Если это воровское, по сути своей бандитское начало в казачестве в 1914 году Мелехова едва трогало, то к 1920-му происходящее слиплось в омерзительный ком: грабят, насилуют евреек, не ведают стыда. И белое офицерьё, и целые генералы, поди ж ты, туда же – ничем не лучше: уже не часы отнимают, а целыми возами везут чужое.

Окончательное прозрение Григория снова, хоть и не напрямую, связано с еврейской темой. События происходят, когда Мелехов находится в банде Фомина.

«В одном из хуторов Мигулинской станицы к Фомину привели хорошо одетого курчавого и смуглолицего парня. Он заявил о своем желании вступить в банду. Из расспросов Фомин установил, что парень – житель Ростова, был осуждён недавно за вооружённое ограбление, но бежал из ростовской тюрьмы и, услышав про Фомина, пробрался на верхний Дон.

– Ты кто таков по роду-племени?
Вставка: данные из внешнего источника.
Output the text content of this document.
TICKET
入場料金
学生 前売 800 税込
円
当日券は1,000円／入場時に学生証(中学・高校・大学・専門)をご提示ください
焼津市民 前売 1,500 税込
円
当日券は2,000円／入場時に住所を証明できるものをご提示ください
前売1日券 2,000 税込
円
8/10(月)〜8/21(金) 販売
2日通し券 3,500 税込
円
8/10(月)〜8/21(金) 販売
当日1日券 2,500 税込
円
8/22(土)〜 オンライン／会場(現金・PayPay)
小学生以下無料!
Армянин или булгарин? – спросил Фомин.

– Нет, я еврей, – замявшись, ответил парень.

Фомин растерялся от неожиданности и долго молчал. Он не знал, как ему поступить в таком, столь непредвиденном случае. Пораскинув умом, он тяжело вздохнул, сказал:

– Ну, что ж, еврей – так еврей. Мы и такими не гребуем… Все лишним человеком больше. А верхом ездить ты умеешь? Нет? Научишься! Дадим по-первам тебе какую-нибудь немудрячую кобылёнку, а потом научишься. Ступай к Чумакову, он тебя определит.

Несколько минут спустя взбешенный Чумаков подскакал к Фомину.

– Ты одурел али шутки шутишь? – крикнул он, осаживая коня. – На черта ты мне жида прислал? Не принимаю! Нехай метётся на все четыре стороны!

– Возьми, возьми его, всё счётом больше будет, – спокойно сказал Фомин.

Но Чумаков с пеной на губах заорал:

– Не возьму! Убью, а не возьму! Казаки ропот подняли, ступай сам с ними рядись!

Пока они спорили и пререкались, возле обозной тачанки с молодого еврея сняли вышитую рубашку и клешистые суконные штаны. Примеряя на себя рубашку, один из казаков сказал:

– Вон, видишь за хутором – бурьян-старюка? Беги туда рысью и ложись. Лежать будешь – пока мы уедем отсюдова, а как уедем – вставай и дуй куда хочешь. К нам больше не подходи, убьём, ступай лучше в Ростов к мамаше. Не ваше это еврейское дело – воевать. Господь-бог вас обучал торговать, а не воевать. Без вас управимся и расхлебаем эту кашку!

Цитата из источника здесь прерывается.